Schleimproteine von Seeanemonen gegen Schwerhörigkeit?

Eiweißstoffe von der Oberfläche der Blumentiere reparieren geschädigte Haarzellen aus dem Hörorgan von Mäusen
Seeanemonen nehmen Beutetiere mit Hilfe von Haarzellen wahr.
Seeanemonen nehmen Beutetiere mit Hilfe von Haarzellen wahr.
© Glen Watson
Lafayette (USA) - Starker Lärm kann die Sinneszellen unseres Gehörs so stark schädigen, dass dauerhafte Schwerhörigkeit die Folge ist. Bisher gibt es keine Therapie, die eine Reparatur oder Neubildung der sogenannten Haarzellen bewirkt. Auch Seeanemonen verfügen über Haarzellen, die außen an ihren Tentakeln sitzen. Damit nehmen sie Vibrationen wahr, die von vorbeischwimmenden Beutetieren erzeugt werden. Im Gegensatz zu Säugetieren sind die Blumentiere in der Lage, geschädigte Haarzellen sehr schnell zu reparieren. Das geschieht durch einen Mix von Proteinen, den sie produzieren und in einer Schleimschicht auf der Haut ausscheiden. Jetzt konnten amerikanische Biologen zeigen, dass diese Proteine auch die gestörte Struktur und Funktion von Haarzellen aus dem Hörorgan von Mäusen wiederherstellen können. Ob sich daraus eine Therapie gegen Schwerhörigkeit entwickeln lässt, müssen weitere Untersuchungen zeigen, schreiben die Forscher im Fachblatt „Journal of Experimental Biology“.

„Die Ergebnisse dieser Arbeit zeigen, dass sich im Lauf der Evolution zumindest einige Mechanismen erhalten haben, durch die geschädigte Haarbündel der Sinneszellen repariert werden“, erklären Glen Watson und seine Kollegen von der University of Louisiana in Lafayette. Haarzellen dienen allgemein als Mechanosensoren, indem sie mechanische Reize in Form von Schall oder Vibrationen mittels haarförmiger Fortsätze registrieren und in Nervensignale umwandeln. Das funktioniert nur dann, wenn die einzelnen Fäden, Stereozilien genannt, untereinander durch Proteine verbunden sind. Dadurch entstehen geordnete Strukturen von Haarbündeln. Durch extreme Reize werden diese Verbindungen aufgelöst und die Sinneszelle kann ihre Funktion nicht mehr erfüllen.

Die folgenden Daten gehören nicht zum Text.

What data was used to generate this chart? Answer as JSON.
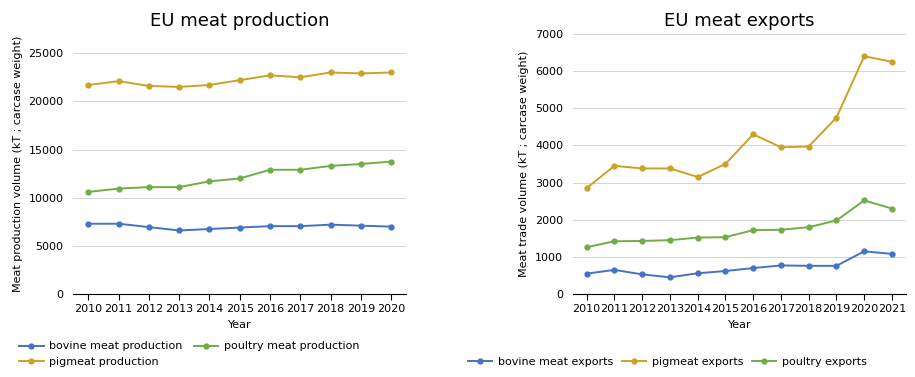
{
  "prod_years": [
    2010,
    2011,
    2012,
    2013,
    2014,
    2015,
    2016,
    2017,
    2018,
    2019,
    2020
  ],
  "bovine_prod": [
    7300,
    7300,
    6950,
    6600,
    6750,
    6900,
    7050,
    7050,
    7200,
    7100,
    7000
  ],
  "pigmeat_prod": [
    21700,
    22100,
    21600,
    21500,
    21700,
    22200,
    22700,
    22500,
    23000,
    22900,
    23000
  ],
  "poultry_prod": [
    10600,
    10950,
    11100,
    11100,
    11700,
    12000,
    12900,
    12900,
    13300,
    13500,
    13750
  ],
  "exp_years": [
    2010,
    2011,
    2012,
    2013,
    2014,
    2015,
    2016,
    2017,
    2018,
    2019,
    2020,
    2021
  ],
  "bovine_exp": [
    550,
    650,
    530,
    450,
    560,
    620,
    700,
    770,
    760,
    760,
    1150,
    1080
  ],
  "pigmeat_exp": [
    2850,
    3450,
    3380,
    3380,
    3150,
    3500,
    4300,
    3950,
    3970,
    4750,
    6400,
    6250
  ],
  "poultry_exp": [
    1260,
    1420,
    1430,
    1450,
    1520,
    1530,
    1720,
    1730,
    1800,
    1980,
    2520,
    2300
  ],
  "prod_title": "EU meat production",
  "exp_title": "EU meat exports",
  "prod_ylabel": "Meat production volume (kT ; carcase weight)",
  "exp_ylabel": "Meat trade volume (kT ; carcase weight)",
  "xlabel": "Year",
  "prod_ylim": [
    0,
    27000
  ],
  "exp_ylim": [
    0,
    7000
  ],
  "prod_yticks": [
    0,
    5000,
    10000,
    15000,
    20000,
    25000
  ],
  "exp_yticks": [
    0,
    1000,
    2000,
    3000,
    4000,
    5000,
    6000,
    7000
  ],
  "bovine_color": "#4472C4",
  "pigmeat_color": "#C9A227",
  "poultry_color": "#70AD47",
  "bovine_prod_label": "bovine meat production",
  "pigmeat_prod_label": "pigmeat production",
  "poultry_prod_label": "poultry meat production",
  "bovine_exp_label": "bovine meat exports",
  "pigmeat_exp_label": "pigmeat exports",
  "poultry_exp_label": "poultry exports",
  "title_fontsize": 13,
  "axis_label_fontsize": 8,
  "tick_fontsize": 8,
  "legend_fontsize": 8,
  "background_color": "#ffffff"
}
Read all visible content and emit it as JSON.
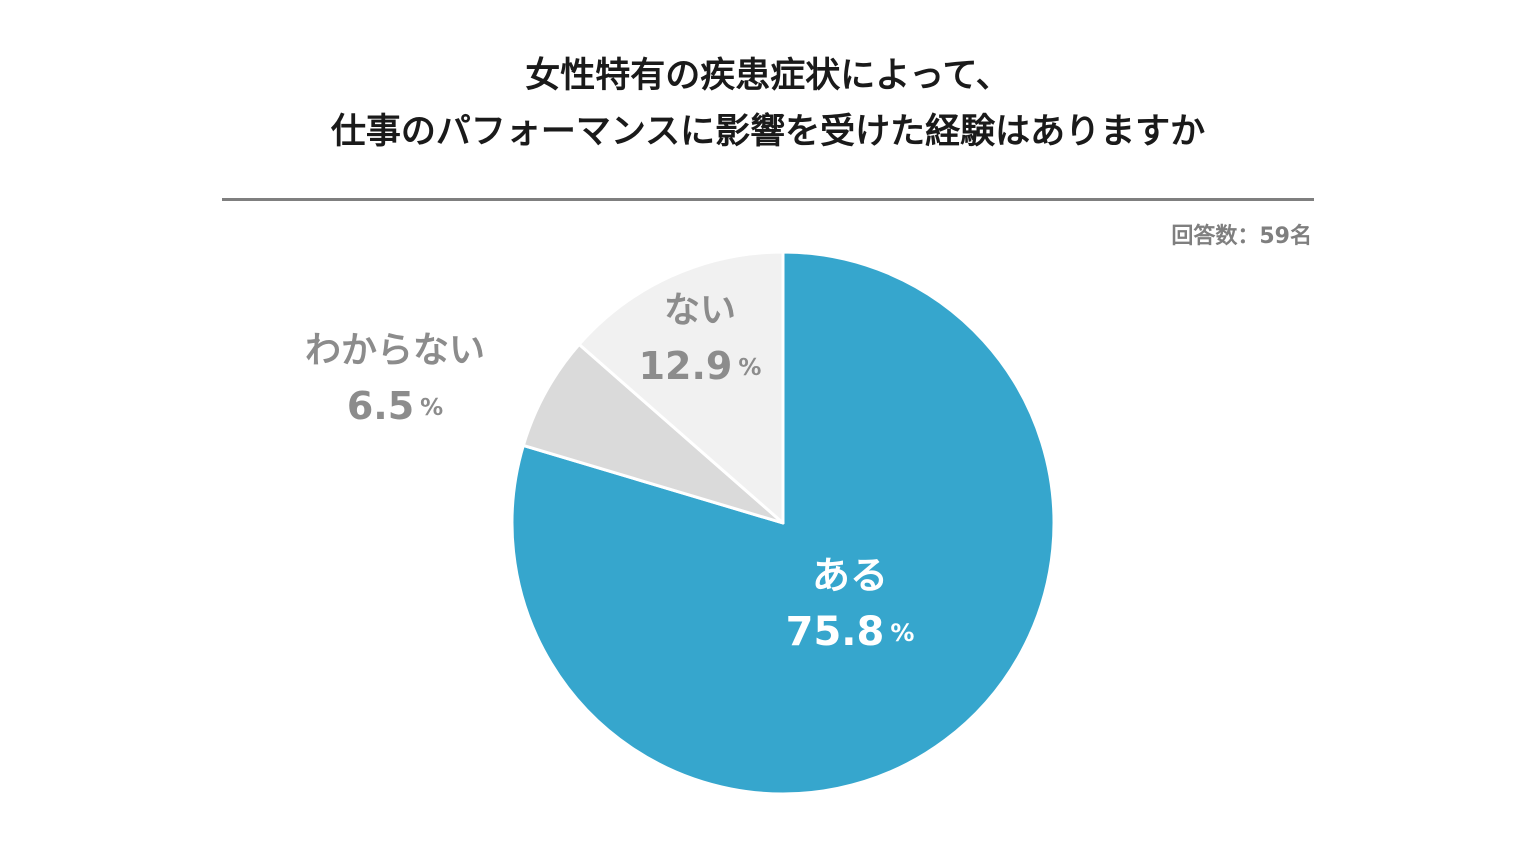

In früheren Arbeiten hatten die Forscher schon gezeigt, dass Seeanemonen eine Schädigung ihrer Haarbündel mit Hilfe freigesetzter Reparaturproteine innerhalb weniger Stunden beheben können. Im Experiment ließ sich diese Zeit sogar noch auf acht Minuten verkürzen.

Die neuen Experimente sollten nun prüfen, ob die Seeanemonenproteine auch geschädigte Haarzellen von Mäusen reparieren können. Dazu präparierten die Biologen Haarzellen aus der Hörschnecke junger Mäuse, hefteten sie auf Glasplättchen und hielten sie in einer Nährlösung am Leben. Durch kurzzeitige Übertragung in ein kalziumfreies Medium brachen die Forscher die Verbindungen zwischen den Stereozilien auf und störten so die Funktion der Zellen wie bei einem starken Hörschaden. Dann gaben sie Seeanemonenproteine hinzu, die sie dem Schleim vom Körper der Tiere entnommen hatten. Mit Hilfe einer speziellen Färbemethode ermittelten sie die Funktionsfähigkeit der Haarzellen vor und nach der Behandlung. Schon nach einer Stunde hatten die Zellen die Aktivität intakter Haarzellen nahezu vollständig zurückerlangt, während ohne Proteinzusatz nur ein sehr geringer Reparatureffekt eingetreten war. Auch nahmen die Stereozilien durch die Proteinbehandlung weitgehend wieder die geordneten Strukturen von Haarbündeln an.

Den Autoren zufolge gebe es Hinweise auf Gene im Erbgut der Maus, die für Proteine kodieren, welche den Reparaturproteinen der Seeanemonen sehr ähnlich sind. Es wäre also theoretisch denkbar, körpereigene Proteine zu aktivieren, um geschädigte Haarzellen zu reparieren. Zunächst soll jedoch der Mechanismus aufgeklärt werden, durch den die Proteine ihre Wirkung erzielen.